What better way to indicate that these words mean something than by inviting representatives from these countries (and the Republic of Palau, whose compact won’t be up for renegotiation for another six years but who is currently being pressured by the U.S. to modify terms of their own agreement) to participate in the investment conference? After all, the Office of Insular Affairs, which organized the conference, is "responsible for oversight of federal programs and funds in the freely associated states."

It is not as if the appropriateness of including the freely associated states simply slipped the mind of conference organizers as a live webcast of the event was conducted in each of the countries. If the FSM and the RMI had been invited to actively participated in "one of the premier events of the year," this not only would have shown that the United States is serious about its desire to help promote more self-reliance, but also would have indicated a maturing appreciation of the potential for these Micronesia nations to move away from dependency.

The explicitly stated goal of the new compacts is to encourage positive economic development in the freely associated states with the view to eventually reducing the need for U.S. government support. Putting aside whether the goal of self-sufficiency is remotely realistic or not, if the U.S. government is serious about encouraging long-term development it behooves them to seek every opportunity to maximize its own investment and leverage its funds and activities to support those stated efforts. If it continually fails to do so, it begs the question about its true commitment to a partnership with the freely associated states and seems like empty rhetoric.

As David Cohen, deputy assistant secretary for Interior’s Insular Affairs, rightly said in his testimony before the House Committee on Resources regarding renewal of the compacts, "there is clearly a heartfelt bond between Americans and the people of these islands."
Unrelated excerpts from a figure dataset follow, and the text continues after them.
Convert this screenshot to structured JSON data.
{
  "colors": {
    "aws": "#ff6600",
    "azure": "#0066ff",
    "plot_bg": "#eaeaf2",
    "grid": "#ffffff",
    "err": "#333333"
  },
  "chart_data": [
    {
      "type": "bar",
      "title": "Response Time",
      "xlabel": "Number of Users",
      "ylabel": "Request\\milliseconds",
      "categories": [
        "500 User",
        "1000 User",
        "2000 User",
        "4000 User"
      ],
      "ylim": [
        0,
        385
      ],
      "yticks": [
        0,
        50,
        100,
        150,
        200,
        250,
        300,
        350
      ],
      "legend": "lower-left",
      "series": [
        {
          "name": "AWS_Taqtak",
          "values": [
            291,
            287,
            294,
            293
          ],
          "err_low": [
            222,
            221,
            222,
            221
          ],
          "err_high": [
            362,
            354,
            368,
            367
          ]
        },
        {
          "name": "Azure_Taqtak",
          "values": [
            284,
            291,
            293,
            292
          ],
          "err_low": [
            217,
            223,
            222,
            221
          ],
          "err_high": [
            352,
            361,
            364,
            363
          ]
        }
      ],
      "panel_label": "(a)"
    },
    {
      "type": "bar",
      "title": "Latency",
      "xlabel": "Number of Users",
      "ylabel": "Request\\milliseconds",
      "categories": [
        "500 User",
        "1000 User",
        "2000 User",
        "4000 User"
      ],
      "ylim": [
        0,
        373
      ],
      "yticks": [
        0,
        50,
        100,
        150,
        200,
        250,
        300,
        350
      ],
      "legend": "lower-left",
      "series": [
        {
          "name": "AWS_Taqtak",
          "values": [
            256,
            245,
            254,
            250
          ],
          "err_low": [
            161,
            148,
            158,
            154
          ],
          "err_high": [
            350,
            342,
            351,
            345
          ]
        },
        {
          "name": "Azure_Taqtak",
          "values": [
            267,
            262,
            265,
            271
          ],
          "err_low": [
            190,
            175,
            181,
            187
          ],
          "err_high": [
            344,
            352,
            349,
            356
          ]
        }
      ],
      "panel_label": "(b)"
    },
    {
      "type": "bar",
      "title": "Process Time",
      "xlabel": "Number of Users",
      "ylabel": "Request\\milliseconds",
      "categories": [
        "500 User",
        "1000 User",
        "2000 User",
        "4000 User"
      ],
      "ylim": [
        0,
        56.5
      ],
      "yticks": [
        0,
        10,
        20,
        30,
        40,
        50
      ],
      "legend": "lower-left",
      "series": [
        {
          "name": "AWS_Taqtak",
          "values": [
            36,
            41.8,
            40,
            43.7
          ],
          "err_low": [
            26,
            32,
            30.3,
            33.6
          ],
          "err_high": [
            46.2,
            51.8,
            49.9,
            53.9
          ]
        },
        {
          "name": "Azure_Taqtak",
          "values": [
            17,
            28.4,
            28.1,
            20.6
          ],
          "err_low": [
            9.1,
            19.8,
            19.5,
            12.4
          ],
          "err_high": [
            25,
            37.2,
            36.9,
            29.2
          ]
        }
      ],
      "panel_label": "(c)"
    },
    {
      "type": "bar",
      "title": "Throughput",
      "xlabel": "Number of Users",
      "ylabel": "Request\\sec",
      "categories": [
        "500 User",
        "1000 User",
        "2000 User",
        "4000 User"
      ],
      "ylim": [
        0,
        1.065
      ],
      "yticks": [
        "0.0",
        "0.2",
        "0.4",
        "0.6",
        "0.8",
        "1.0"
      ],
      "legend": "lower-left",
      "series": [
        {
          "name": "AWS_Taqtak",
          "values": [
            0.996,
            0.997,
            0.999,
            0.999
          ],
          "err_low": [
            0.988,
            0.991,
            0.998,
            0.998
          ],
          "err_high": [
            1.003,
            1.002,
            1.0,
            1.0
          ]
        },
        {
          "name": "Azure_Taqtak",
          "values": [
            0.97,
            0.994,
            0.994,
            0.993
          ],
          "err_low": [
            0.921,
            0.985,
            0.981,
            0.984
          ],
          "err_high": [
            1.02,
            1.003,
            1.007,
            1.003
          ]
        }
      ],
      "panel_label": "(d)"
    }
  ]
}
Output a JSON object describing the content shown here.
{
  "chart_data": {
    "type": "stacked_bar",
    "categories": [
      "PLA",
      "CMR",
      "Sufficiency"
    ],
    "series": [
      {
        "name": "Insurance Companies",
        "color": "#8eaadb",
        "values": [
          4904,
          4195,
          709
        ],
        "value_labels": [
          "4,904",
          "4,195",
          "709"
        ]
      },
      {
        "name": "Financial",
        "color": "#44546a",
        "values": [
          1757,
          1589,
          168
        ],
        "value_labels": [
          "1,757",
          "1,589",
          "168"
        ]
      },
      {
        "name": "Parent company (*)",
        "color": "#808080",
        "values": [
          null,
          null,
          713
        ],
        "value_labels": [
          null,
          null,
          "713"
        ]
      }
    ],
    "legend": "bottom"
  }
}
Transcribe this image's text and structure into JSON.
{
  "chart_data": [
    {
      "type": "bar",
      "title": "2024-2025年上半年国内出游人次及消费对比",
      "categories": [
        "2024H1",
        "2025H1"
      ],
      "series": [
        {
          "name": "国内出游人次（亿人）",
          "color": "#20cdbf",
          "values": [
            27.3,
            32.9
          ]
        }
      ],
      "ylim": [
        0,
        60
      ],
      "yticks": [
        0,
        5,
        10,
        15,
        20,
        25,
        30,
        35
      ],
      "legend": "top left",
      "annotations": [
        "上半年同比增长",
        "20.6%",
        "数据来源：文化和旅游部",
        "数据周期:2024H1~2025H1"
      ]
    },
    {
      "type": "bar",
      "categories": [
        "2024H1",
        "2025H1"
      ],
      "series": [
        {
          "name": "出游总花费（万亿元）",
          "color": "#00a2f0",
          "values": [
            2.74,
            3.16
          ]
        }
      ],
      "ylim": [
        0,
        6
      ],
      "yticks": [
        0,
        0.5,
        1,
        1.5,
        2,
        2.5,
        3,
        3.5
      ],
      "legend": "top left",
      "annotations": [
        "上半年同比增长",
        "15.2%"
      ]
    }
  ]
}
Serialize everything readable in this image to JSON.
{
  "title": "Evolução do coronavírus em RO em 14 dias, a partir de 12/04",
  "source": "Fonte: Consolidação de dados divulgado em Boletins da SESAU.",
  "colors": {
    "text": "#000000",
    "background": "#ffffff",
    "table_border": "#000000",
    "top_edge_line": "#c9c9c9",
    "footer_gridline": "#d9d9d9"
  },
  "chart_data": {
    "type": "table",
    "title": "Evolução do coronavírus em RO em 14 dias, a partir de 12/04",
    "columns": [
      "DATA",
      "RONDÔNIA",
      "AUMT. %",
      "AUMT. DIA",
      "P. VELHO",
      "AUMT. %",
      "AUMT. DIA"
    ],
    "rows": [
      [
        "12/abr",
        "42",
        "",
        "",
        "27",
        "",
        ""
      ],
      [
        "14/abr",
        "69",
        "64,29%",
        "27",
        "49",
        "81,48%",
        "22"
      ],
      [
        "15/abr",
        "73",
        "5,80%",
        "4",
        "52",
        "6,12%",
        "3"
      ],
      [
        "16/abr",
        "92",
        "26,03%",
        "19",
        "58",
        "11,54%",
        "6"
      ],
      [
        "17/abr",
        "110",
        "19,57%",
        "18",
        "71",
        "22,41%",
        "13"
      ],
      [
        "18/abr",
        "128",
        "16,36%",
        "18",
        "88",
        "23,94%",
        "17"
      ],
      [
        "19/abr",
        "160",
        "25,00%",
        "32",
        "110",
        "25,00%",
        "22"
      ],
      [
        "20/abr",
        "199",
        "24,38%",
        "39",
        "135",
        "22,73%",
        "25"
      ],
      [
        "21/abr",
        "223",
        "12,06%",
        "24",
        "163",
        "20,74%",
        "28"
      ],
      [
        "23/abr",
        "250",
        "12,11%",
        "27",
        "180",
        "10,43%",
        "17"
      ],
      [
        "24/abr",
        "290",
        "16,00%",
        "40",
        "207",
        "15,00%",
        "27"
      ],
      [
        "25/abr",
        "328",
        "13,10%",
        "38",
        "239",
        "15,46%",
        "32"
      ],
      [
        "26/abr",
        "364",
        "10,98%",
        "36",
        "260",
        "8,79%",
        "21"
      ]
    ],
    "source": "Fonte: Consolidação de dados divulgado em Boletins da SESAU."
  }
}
But this should not be taken for granted by the United States and must be demonstrated at every opportunity, otherwise the islands will continue to look on the U.S. as an authoritative parent or ineffective Irooj (Marshallese chief)—resenting the controlling nature of the U.S. and their own dependency but willing to manipulate it for their own financial needs. When will a true partnership of equals be achieved?

October 22, 2003

Scott Kroeker is Joint Commercial Commission Project Officer in the Pacific Islands Development Program at the East-West Center in Honolulu.